Reinhard Petzold, który od 30 lat zajmuje się wprowadzaniem firm niemieckich na polski rynek, w jednej ze swoich
wypowiedzi dla portalu kurt.digital powiedział, że “Niemcy zbudowały Polskę jako kraj taniej siły roboczej”.
W rozmowie z PAP mówił też, że niemieccy dystrybutorzy wykorzystują popyt Polaków
na niemieckie towary i podnoszą ich ceny.
Petzold, który jest szefem Niemiecko-Polskiego Towarzystwa na Rzecz Współpracy Gospodarczej (DePoWi) powiedział
dla niemieckiego portalu kurt.digital, że “Polacy zostali rozjechani przez kapitalizm.

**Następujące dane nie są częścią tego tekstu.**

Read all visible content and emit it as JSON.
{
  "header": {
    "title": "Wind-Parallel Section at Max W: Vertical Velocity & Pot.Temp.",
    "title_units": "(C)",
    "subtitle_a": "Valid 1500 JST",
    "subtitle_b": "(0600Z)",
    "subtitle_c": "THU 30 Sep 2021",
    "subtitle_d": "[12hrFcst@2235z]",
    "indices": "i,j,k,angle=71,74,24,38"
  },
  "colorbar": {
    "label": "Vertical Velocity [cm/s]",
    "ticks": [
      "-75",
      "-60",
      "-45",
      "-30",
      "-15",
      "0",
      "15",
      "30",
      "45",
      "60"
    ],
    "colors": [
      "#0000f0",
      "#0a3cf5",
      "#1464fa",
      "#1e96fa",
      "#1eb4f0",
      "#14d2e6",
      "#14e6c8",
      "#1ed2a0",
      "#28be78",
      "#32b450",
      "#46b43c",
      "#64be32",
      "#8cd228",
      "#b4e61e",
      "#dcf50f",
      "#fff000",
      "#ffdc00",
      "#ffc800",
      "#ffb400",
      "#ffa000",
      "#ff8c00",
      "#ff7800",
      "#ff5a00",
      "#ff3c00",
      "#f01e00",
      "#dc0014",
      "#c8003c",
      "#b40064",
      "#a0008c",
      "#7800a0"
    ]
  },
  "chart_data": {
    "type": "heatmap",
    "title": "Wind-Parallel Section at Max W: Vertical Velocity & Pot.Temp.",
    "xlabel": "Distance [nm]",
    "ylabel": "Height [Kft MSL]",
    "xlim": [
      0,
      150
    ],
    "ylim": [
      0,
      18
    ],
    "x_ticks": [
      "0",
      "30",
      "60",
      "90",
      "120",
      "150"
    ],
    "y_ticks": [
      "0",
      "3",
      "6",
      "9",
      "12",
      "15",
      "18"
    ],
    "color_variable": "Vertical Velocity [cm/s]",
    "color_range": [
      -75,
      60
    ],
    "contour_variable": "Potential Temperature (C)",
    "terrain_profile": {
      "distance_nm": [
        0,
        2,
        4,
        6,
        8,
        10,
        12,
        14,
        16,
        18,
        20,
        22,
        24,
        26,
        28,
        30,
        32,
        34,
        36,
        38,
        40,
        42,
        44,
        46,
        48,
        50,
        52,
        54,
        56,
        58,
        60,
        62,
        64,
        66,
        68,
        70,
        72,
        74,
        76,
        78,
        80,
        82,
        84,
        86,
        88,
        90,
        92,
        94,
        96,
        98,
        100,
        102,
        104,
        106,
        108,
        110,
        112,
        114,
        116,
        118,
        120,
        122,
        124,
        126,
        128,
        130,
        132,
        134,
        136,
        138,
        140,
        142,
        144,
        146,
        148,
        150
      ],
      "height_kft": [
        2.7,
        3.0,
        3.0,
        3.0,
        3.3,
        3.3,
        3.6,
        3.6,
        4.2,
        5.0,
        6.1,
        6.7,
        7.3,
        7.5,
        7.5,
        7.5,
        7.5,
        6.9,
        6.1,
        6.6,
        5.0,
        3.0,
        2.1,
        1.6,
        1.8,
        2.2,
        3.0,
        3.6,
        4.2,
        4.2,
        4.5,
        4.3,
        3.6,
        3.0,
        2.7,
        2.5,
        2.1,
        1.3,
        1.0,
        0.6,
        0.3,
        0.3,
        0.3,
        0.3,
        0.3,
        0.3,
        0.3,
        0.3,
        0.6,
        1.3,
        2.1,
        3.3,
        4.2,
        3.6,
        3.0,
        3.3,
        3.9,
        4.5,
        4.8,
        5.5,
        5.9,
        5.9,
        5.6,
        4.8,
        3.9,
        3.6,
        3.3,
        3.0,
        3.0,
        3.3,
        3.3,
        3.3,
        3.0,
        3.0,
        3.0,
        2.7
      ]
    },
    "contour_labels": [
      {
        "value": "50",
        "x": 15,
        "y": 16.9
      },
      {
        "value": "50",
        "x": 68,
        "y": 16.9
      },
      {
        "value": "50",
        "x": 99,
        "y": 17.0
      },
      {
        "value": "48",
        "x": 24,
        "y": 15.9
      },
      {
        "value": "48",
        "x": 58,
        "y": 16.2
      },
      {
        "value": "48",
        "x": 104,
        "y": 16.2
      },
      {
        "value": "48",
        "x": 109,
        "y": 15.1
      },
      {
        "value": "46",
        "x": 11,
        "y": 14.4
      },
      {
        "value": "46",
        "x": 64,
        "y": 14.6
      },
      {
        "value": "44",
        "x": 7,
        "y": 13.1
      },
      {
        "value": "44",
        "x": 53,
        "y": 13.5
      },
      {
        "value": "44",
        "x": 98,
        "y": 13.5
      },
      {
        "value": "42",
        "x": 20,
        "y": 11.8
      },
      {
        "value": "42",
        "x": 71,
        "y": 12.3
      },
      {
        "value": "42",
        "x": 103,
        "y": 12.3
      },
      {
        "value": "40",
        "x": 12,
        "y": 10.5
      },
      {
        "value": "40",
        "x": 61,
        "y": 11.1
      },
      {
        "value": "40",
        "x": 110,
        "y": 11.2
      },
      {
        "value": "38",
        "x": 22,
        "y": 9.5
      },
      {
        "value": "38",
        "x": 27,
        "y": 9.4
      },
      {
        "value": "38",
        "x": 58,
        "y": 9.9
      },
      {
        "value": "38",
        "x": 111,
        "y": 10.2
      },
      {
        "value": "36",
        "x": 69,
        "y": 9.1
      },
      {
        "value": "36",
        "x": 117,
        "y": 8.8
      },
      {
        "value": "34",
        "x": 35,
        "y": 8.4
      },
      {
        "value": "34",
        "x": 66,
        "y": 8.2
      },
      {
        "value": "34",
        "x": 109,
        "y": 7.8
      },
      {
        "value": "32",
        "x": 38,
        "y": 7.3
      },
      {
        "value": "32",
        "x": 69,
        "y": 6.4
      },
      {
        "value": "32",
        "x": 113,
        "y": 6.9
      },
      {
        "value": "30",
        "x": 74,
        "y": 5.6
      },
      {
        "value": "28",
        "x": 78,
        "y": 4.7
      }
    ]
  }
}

Również przez nas.
Niemcy bardzo mocno przyczynili się do zmian w Polsce, tak by były one dla nas korzystne”.
– Zbudowaliśmy Polskę jako kraj taniej siły roboczej. Polsce było bardzo trudno pozbyć się tego wizerunku – kontynuował Petzold.
Niemiecki ekspert w rozmowie z PAP zwrócił uwagę na problem wyższych cen tych samych produktów w Polsce
w porównaniu z Niemcami. Jak czytamy w raporcie Brandenburskiej Centrali Konsumenckiej (Verbraucherzentrale Brandenburg
) chemia gospodarcza, słodycze i kosmetyki są o ponad 20 proc. tańsze u naszych sąsiadów zza Odry. VZB zajmuje się głównie
doradztwem transgranicznym w zakresie praw konsumentów.
Niemieccy handlowcy wykorzystują sytuację
Dlaczego tak się dzieje? Zdaniem Petzolda, niemieccy dystrybutorzy zorientowali się, że po stronie polskiej istnieje duży popyt na niemieckie towary.
– Postanowili to dodatkowo wykorzystać podnosząc ceny. Nie każdy Polak może sobie pozwolić na podróż do Niemiec.
Z naszych badań wynika, że niemieckie sieci handlowe sprzedają w Polsce te produkty, które Polacy chętnie kupują w Niemczech – tłumaczył Petzold.
– Nie ma żadnego ekonomicznego powodu, żeby taka sama czekolada – o tym samym składzie, masie i tego samego producenta – była w polskim
Lidlu droższa, niż w Niemczech. To samo dotyczy środków do prania. Najczęstszy argument przedstawicieli niemieckich sieci handlowych,
że ceny w Polsce muszą być wyższe, bo zawierają koszty transportu jest niedorzeczny. Odległość między Frankfurtem nad Odrą a Słubicami
jest żadna, a mimo to ceny niektórych artykułów w drogerii pewnej sieci po stronie niemieckiej są wyraźnie niższe – mówił Petzold.
Efekt reklamy
Pytany, dlaczego Polacy są gotowi płacić wyższą cenę za niemieckie artykuły szef DePoWi odpowiedział krótko: wpływ reklamy.
– Państwa dawnego bloku socjalistycznego po przełomie demokratycznym zostały zalane towarami z Zachodu. Wraz z tym pojawiły się reklamy,
które obiecywały niestworzone rzeczy. Ludzie byli olśnieni i zaczęli kojarzyć m.in. niemieckie rzeczy z lepszą jakością – wyjaśnia.
Wspomina, że analogiczny proces miał miejsce w landach dawnej NRD. “konsekwencją było to, że zainteresowanie produktami
z np. Brandenburgii całkowicie się załamało. – Były sprzedawane za bezcen, mimo że były lepsze: miały lepszy skład i smak, niż te zachodnie.
Trwało to 8-9 lat, aż ludzie zaczęli dopuszczać do świadomości myśl, że nie da się zjeść atrakcyjnego opakowania i że ich lokalne
rzeczy smakują lepiej. Myślę, że część ludzi w Polsce wciąż jeszcze musi dojść do tej konstatacji – mówił Petzold.